Nine organisations have been selected to receive a share of funding worth £3 million for research into proposals to reduce the cost of electrification schemes by avoiding the need to reconstruct bridges and tunnels.
The Future Railway electrification competition was managed by RSSB in partnership with Network Rail and the Department for Transport. The winners are: Balfour Beatty, DGauge, Electren, Freyssinet, IDOM, PCAT Consortium, Tata Steel, TRL and URS.
The proposed solutions to avoid reconstruction include: new design tools, innovative ways to reduce the construction depth of overhead line electrification equipment, and new track-lowering and bridge-jacking techniques. Feasibility studies will run until January 2015, after which finalists will be chosen to proceed to the demonstrator phase.
David Clarke, a director of Future Railway, said: “Altering and reconstructing bridges and tunnels is roughly 25% of the cost of electrification, so we saw this as an area worth exploring for new cost-reduction opportunities. It is great to announce the start of the feasibility studies on nine very credible but novel ideas from suppliers.

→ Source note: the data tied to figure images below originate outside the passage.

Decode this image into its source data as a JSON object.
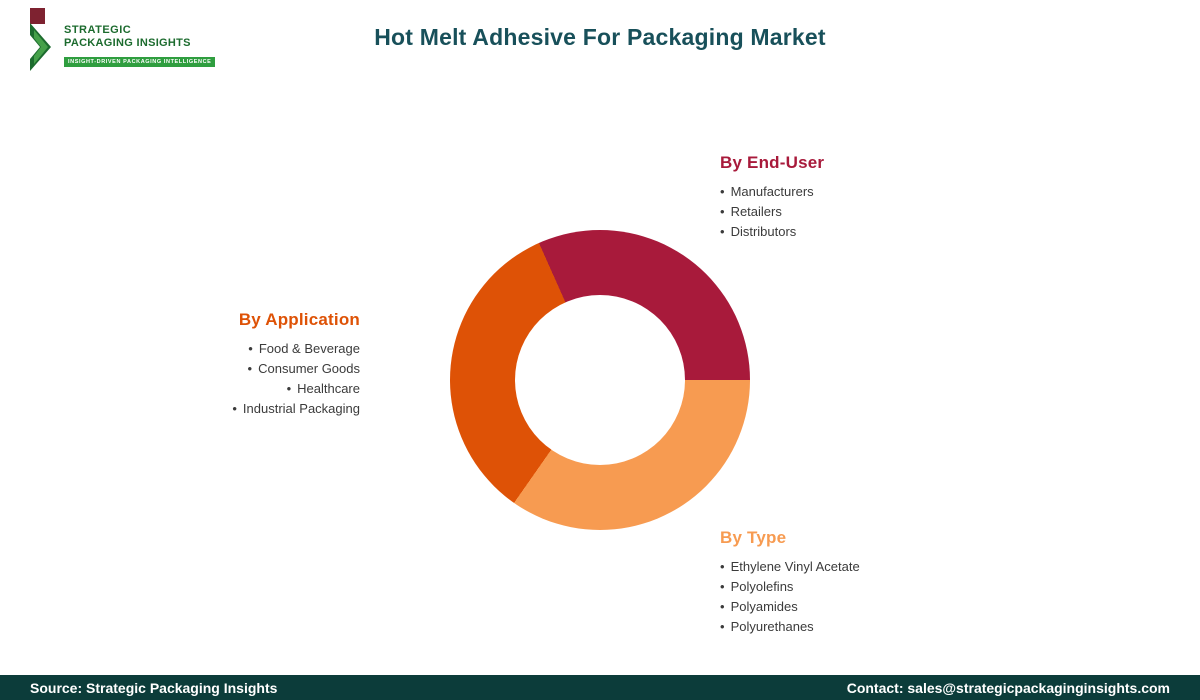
{
  "header": {
    "title": "Hot Melt Adhesive For Packaging Market",
    "logo": {
      "line1": "STRATEGIC",
      "line2": "PACKAGING INSIGHTS",
      "tagline": "INSIGHT-DRIVEN PACKAGING INTELLIGENCE"
    }
  },
  "colors": {
    "title": "#18505a",
    "footer_bg": "#0c3c3a",
    "end_user": "#a81a3b",
    "type": "#f79b51",
    "application": "#de5206"
  },
  "chart_data": {
    "type": "pie",
    "donut": true,
    "title": "Hot Melt Adhesive For Packaging Market",
    "legend_position": "around",
    "start_angle_deg": -24,
    "segments": [
      {
        "label": "By End-User",
        "sweep_deg": 114,
        "share_pct": 31.7,
        "color": "#a81a3b",
        "items": [
          "Manufacturers",
          "Retailers",
          "Distributors"
        ]
      },
      {
        "label": "By Type",
        "sweep_deg": 125,
        "share_pct": 34.7,
        "color": "#f79b51",
        "items": [
          "Ethylene Vinyl Acetate",
          "Polyolefins",
          "Polyamides",
          "Polyurethanes"
        ]
      },
      {
        "label": "By Application",
        "sweep_deg": 121,
        "share_pct": 33.6,
        "color": "#de5206",
        "items": [
          "Food & Beverage",
          "Consumer Goods",
          "Healthcare",
          "Industrial Packaging"
        ]
      }
    ]
  },
  "footer": {
    "source": "Source: Strategic Packaging Insights",
    "contact": "Contact: sales@strategicpackaginginsights.com"
  }
}
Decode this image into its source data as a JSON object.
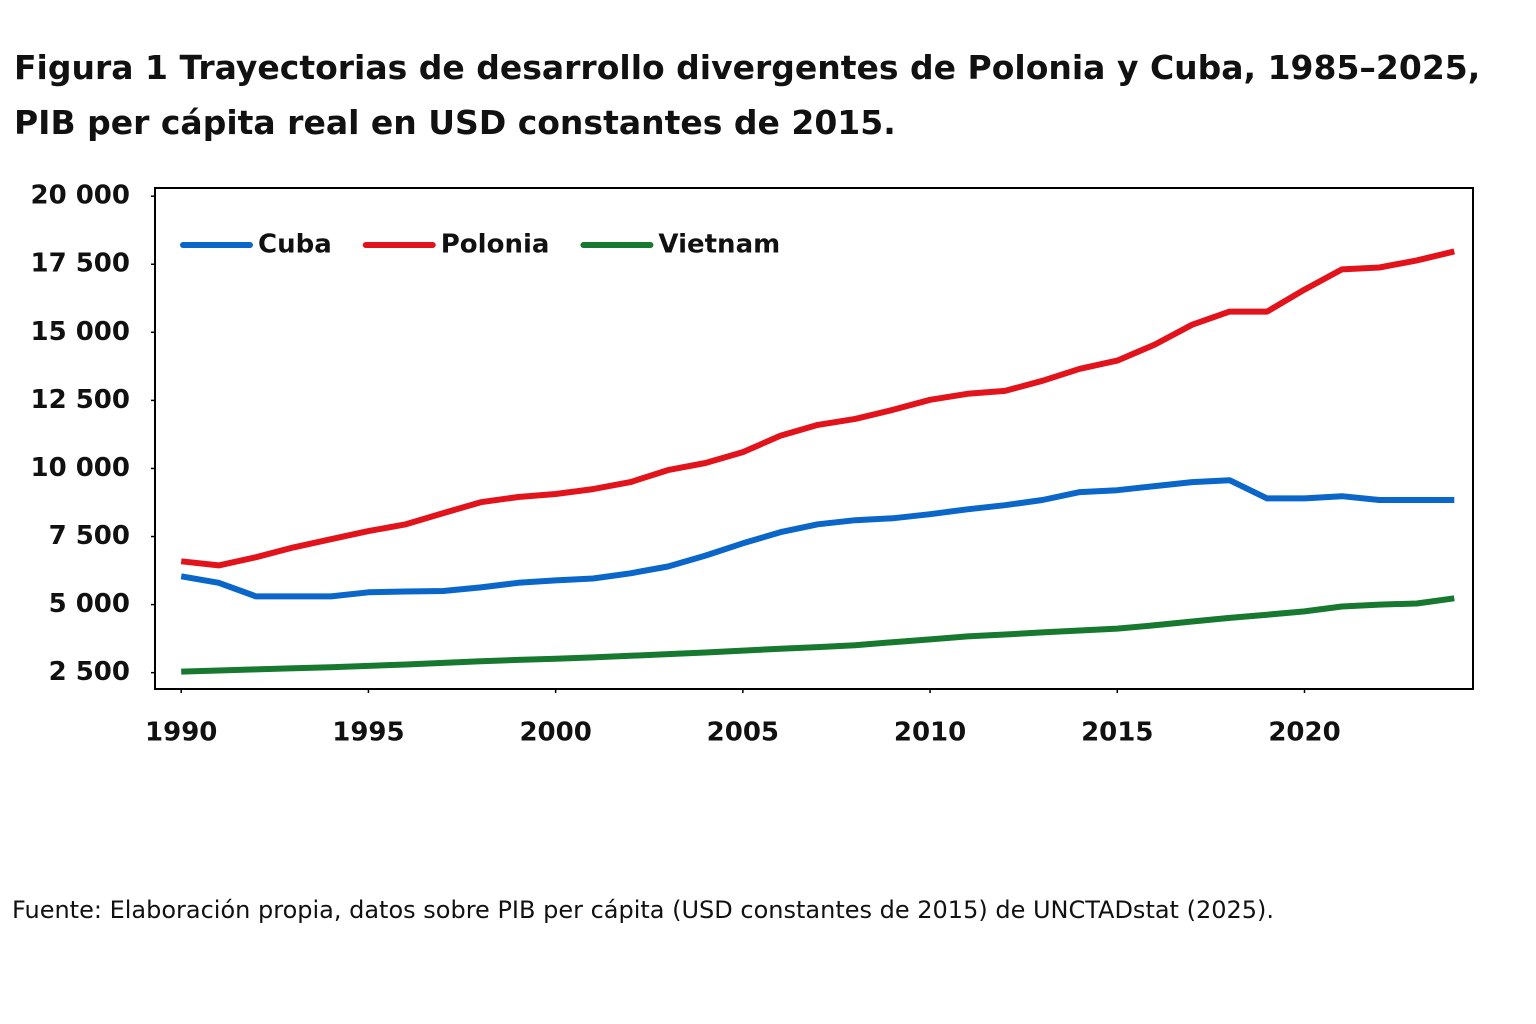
{
  "chart_data": {
    "type": "line",
    "title": "Figura 1 Trayectorias de desarrollo divergentes de Polonia y Cuba, 1985–2025, PIB per cápita real en USD constantes de 2015.",
    "source": "Fuente: Elaboración propia, datos sobre PIB per cápita (USD constantes de 2015) de UNCTADstat (2025).",
    "x": [
      1990,
      1991,
      1992,
      1993,
      1994,
      1995,
      1996,
      1997,
      1998,
      1999,
      2000,
      2001,
      2002,
      2003,
      2004,
      2005,
      2006,
      2007,
      2008,
      2009,
      2010,
      2011,
      2012,
      2013,
      2014,
      2015,
      2016,
      2017,
      2018,
      2019,
      2020,
      2021,
      2022,
      2023,
      2024
    ],
    "xlim": [
      1989.3,
      2024.5
    ],
    "xticks": [
      1990,
      1995,
      2000,
      2005,
      2010,
      2015,
      2020
    ],
    "ylim": [
      1900,
      20300
    ],
    "yticks": [
      {
        "value": 2500,
        "label": "2 500"
      },
      {
        "value": 5000,
        "label": "5 000"
      },
      {
        "value": 7500,
        "label": "7 500"
      },
      {
        "value": 10000,
        "label": "10 000"
      },
      {
        "value": 12500,
        "label": "12 500"
      },
      {
        "value": 15000,
        "label": "15 000"
      },
      {
        "value": 17500,
        "label": "17 500"
      },
      {
        "value": 20000,
        "label": "20 000"
      }
    ],
    "grid": false,
    "legend": "top-left",
    "series": [
      {
        "name": "Cuba",
        "color": "#0a66c9",
        "values": [
          6040,
          5800,
          5300,
          5300,
          5300,
          5450,
          5480,
          5500,
          5630,
          5800,
          5890,
          5960,
          6150,
          6400,
          6800,
          7250,
          7660,
          7950,
          8100,
          8170,
          8320,
          8500,
          8650,
          8840,
          9130,
          9200,
          9350,
          9500,
          9570,
          8900,
          8900,
          8980,
          8840,
          8840,
          8840
        ]
      },
      {
        "name": "Polonia",
        "color": "#e3131b",
        "values": [
          6590,
          6440,
          6740,
          7100,
          7400,
          7700,
          7950,
          8360,
          8760,
          8950,
          9060,
          9240,
          9500,
          9940,
          10200,
          10600,
          11200,
          11600,
          11820,
          12150,
          12520,
          12740,
          12850,
          13220,
          13660,
          13960,
          14550,
          15280,
          15760,
          15760,
          16570,
          17310,
          17380,
          17640,
          17970
        ]
      },
      {
        "name": "Vietnam",
        "color": "#17782f",
        "values": [
          2540,
          2580,
          2620,
          2660,
          2700,
          2750,
          2800,
          2860,
          2920,
          2970,
          3010,
          3060,
          3120,
          3180,
          3240,
          3310,
          3380,
          3440,
          3510,
          3620,
          3720,
          3830,
          3900,
          3980,
          4050,
          4120,
          4240,
          4380,
          4510,
          4630,
          4750,
          4930,
          5000,
          5040,
          5230
        ]
      }
    ]
  }
}
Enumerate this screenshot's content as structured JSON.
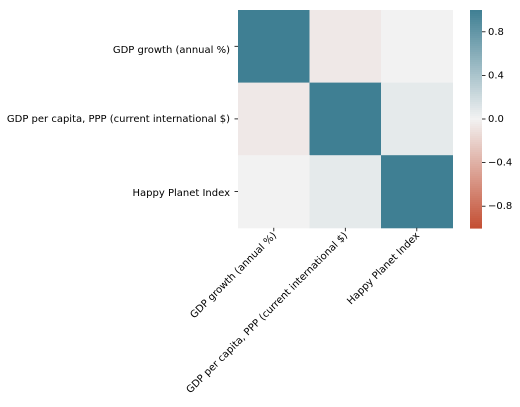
{
  "chart_data": {
    "type": "heatmap",
    "title": "",
    "xlabel": "",
    "ylabel": "",
    "categories": [
      "GDP growth (annual %)",
      "GDP per capita, PPP (current international $)",
      "Happy Planet Index"
    ],
    "matrix": [
      [
        1.0,
        -0.06,
        0.0
      ],
      [
        -0.06,
        1.0,
        0.07
      ],
      [
        0.0,
        0.07,
        1.0
      ]
    ],
    "colorbar": {
      "vmin": -1,
      "vmax": 1,
      "ticks": [
        0.8,
        0.4,
        0.0,
        -0.4,
        -0.8
      ],
      "tick_labels": [
        "0.8",
        "0.4",
        "0.0",
        "−0.4",
        "−0.8"
      ],
      "low_color": "#c44e33",
      "mid_color": "#f2f2f2",
      "high_color": "#3f7f93"
    },
    "grid": false,
    "legend": "colorbar-right"
  }
}
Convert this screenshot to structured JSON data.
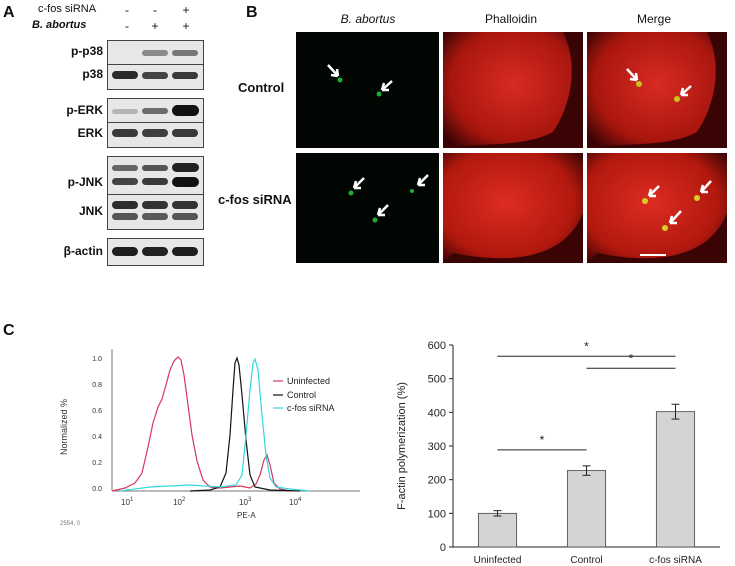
{
  "panel_a": {
    "letter": "A",
    "conditions": [
      {
        "label": "c-fos siRNA",
        "values": [
          "-",
          "-",
          "+"
        ]
      },
      {
        "label": "B. abortus",
        "values": [
          "-",
          "+",
          "+"
        ]
      }
    ],
    "blots": [
      {
        "label": "p-p38"
      },
      {
        "label": "p38"
      },
      {
        "label": "p-ERK"
      },
      {
        "label": "ERK"
      },
      {
        "label": "p-JNK"
      },
      {
        "label": "JNK"
      },
      {
        "label": "β-actin"
      }
    ]
  },
  "panel_b": {
    "letter": "B",
    "columns": [
      "B. abortus",
      "Phalloidin",
      "Merge"
    ],
    "rows": [
      "Control",
      "c-fos siRNA"
    ]
  },
  "panel_c": {
    "letter": "C",
    "histogram": {
      "ylabel": "Normalized %",
      "xlabel": "PE-A",
      "corner_label": "2554, 0",
      "y_ticks": [
        "1.0",
        "0.8",
        "0.6",
        "0.4",
        "0.2",
        "0.0"
      ],
      "x_ticks": [
        "10",
        "10",
        "10",
        "10"
      ],
      "x_tick_exponents": [
        "1",
        "2",
        "3",
        "4"
      ],
      "legend": [
        {
          "name": "Uninfected",
          "color": "#d6375a"
        },
        {
          "name": "Control",
          "color": "#111111"
        },
        {
          "name": "c-fos siRNA",
          "color": "#33d6e0"
        }
      ]
    }
  },
  "chart_data": {
    "type": "bar",
    "categories": [
      "Uninfected",
      "Control",
      "c-fos siRNA"
    ],
    "values": [
      100,
      227,
      402
    ],
    "errors": [
      8,
      14,
      22
    ],
    "ylabel": "F-actin polymerization (%)",
    "xlabel": "",
    "ylim": [
      0,
      600
    ],
    "yticks": [
      0,
      100,
      200,
      300,
      400,
      500,
      600
    ],
    "significance": [
      {
        "from": 0,
        "to": 1,
        "label": "*"
      },
      {
        "from": 0,
        "to": 2,
        "label": "*"
      },
      {
        "from": 1,
        "to": 2,
        "label": "*"
      }
    ],
    "bar_color": "#d4d4d4",
    "grid": false
  }
}
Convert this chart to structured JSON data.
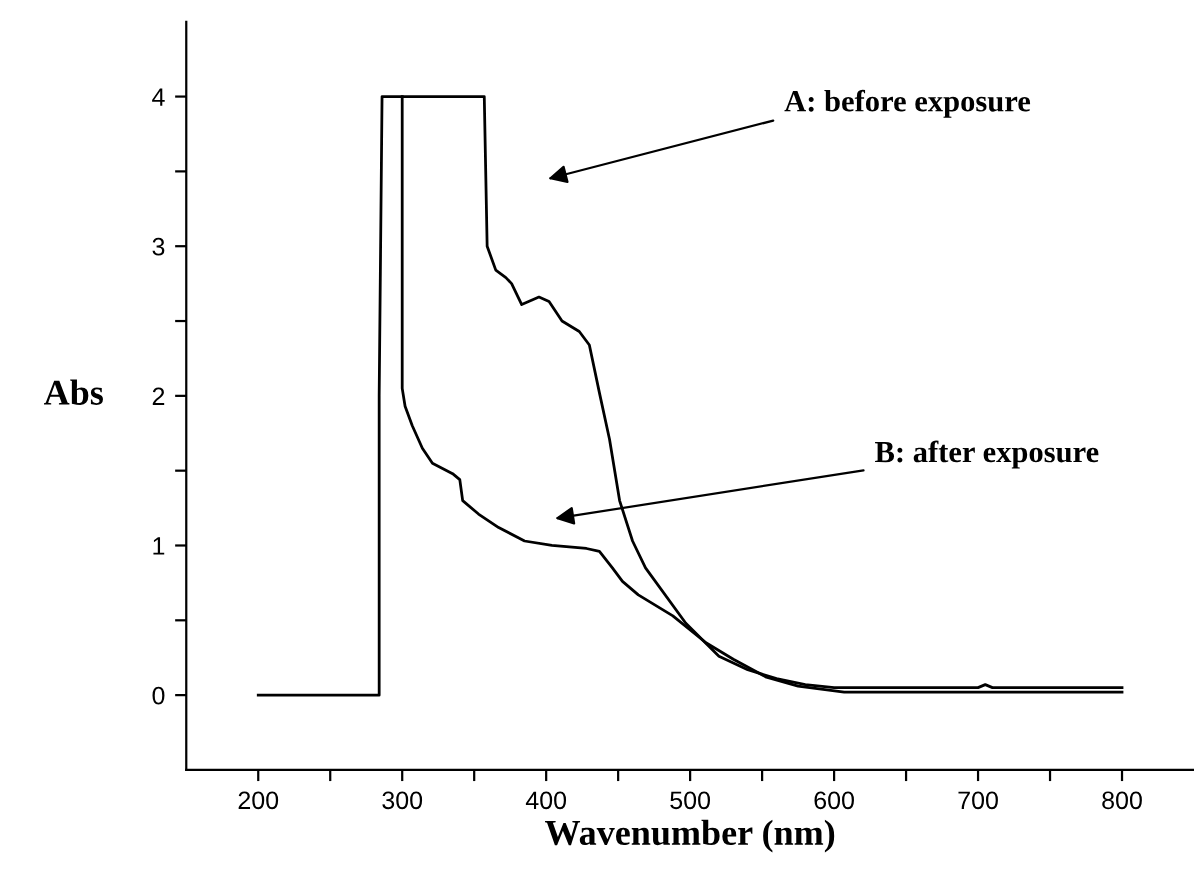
{
  "chart_data": {
    "type": "line",
    "xlabel": "Wavenumber (nm)",
    "ylabel": "Abs",
    "xlim": [
      150,
      850
    ],
    "ylim": [
      -0.5,
      4.5
    ],
    "xticks": [
      {
        "value": 200,
        "label": "200"
      },
      {
        "value": 250,
        "label": null
      },
      {
        "value": 300,
        "label": "300"
      },
      {
        "value": 350,
        "label": null
      },
      {
        "value": 400,
        "label": "400"
      },
      {
        "value": 450,
        "label": null
      },
      {
        "value": 500,
        "label": "500"
      },
      {
        "value": 550,
        "label": null
      },
      {
        "value": 600,
        "label": "600"
      },
      {
        "value": 650,
        "label": null
      },
      {
        "value": 700,
        "label": "700"
      },
      {
        "value": 750,
        "label": null
      },
      {
        "value": 800,
        "label": "800"
      }
    ],
    "yticks": [
      {
        "value": 0,
        "label": "0"
      },
      {
        "value": 0.5,
        "label": null
      },
      {
        "value": 1,
        "label": "1"
      },
      {
        "value": 1.5,
        "label": null
      },
      {
        "value": 2,
        "label": "2"
      },
      {
        "value": 2.5,
        "label": null
      },
      {
        "value": 3,
        "label": "3"
      },
      {
        "value": 3.5,
        "label": null
      },
      {
        "value": 4,
        "label": "4"
      }
    ],
    "grid": false,
    "legend": false,
    "marker": "none",
    "line_style": "solid",
    "series": [
      {
        "color": "#000000",
        "x": [
          200,
          284,
          284,
          286,
          357,
          358,
          359,
          365,
          372,
          376,
          383,
          395,
          402,
          411,
          423,
          430,
          437,
          444,
          451,
          460,
          469,
          497,
          520,
          540,
          560,
          580,
          600,
          700,
          705,
          710,
          800
        ],
        "values": [
          0,
          0,
          2.0,
          4,
          4,
          3.5,
          3.0,
          2.84,
          2.79,
          2.75,
          2.61,
          2.66,
          2.63,
          2.5,
          2.43,
          2.34,
          2.02,
          1.71,
          1.3,
          1.03,
          0.85,
          0.48,
          0.26,
          0.17,
          0.11,
          0.07,
          0.05,
          0.05,
          0.07,
          0.05,
          0.05
        ]
      },
      {
        "color": "#000000",
        "x": [
          300,
          300,
          302,
          307,
          314,
          321,
          335,
          340,
          342,
          353,
          367,
          385,
          404,
          428,
          437,
          446,
          453,
          464,
          488,
          511,
          530,
          553,
          575,
          607,
          700,
          800
        ],
        "values": [
          4,
          2.05,
          1.93,
          1.8,
          1.65,
          1.55,
          1.48,
          1.44,
          1.3,
          1.21,
          1.12,
          1.03,
          1.0,
          0.98,
          0.96,
          0.85,
          0.76,
          0.67,
          0.53,
          0.35,
          0.24,
          0.12,
          0.06,
          0.02,
          0.02,
          0.02
        ]
      }
    ],
    "annotations": [
      "A: before exposure",
      "B: after exposure"
    ]
  }
}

We hope this will lead to the railway being able to deliver more electrification with the funding available.”
The electrification programme is one of a series of competitions to promote innovation within the rail industry. Previous Future Railway projects have included competitions to improve ticket detection at busy gate-lines, to redesign rolling stock, to exploit remote condition monitoring, to improve the design and aesthetics of overhead line gantries, the Radical Train project, a pantograph measurement device competition, and the battery-powered train (IPEMU) project with Network Rail.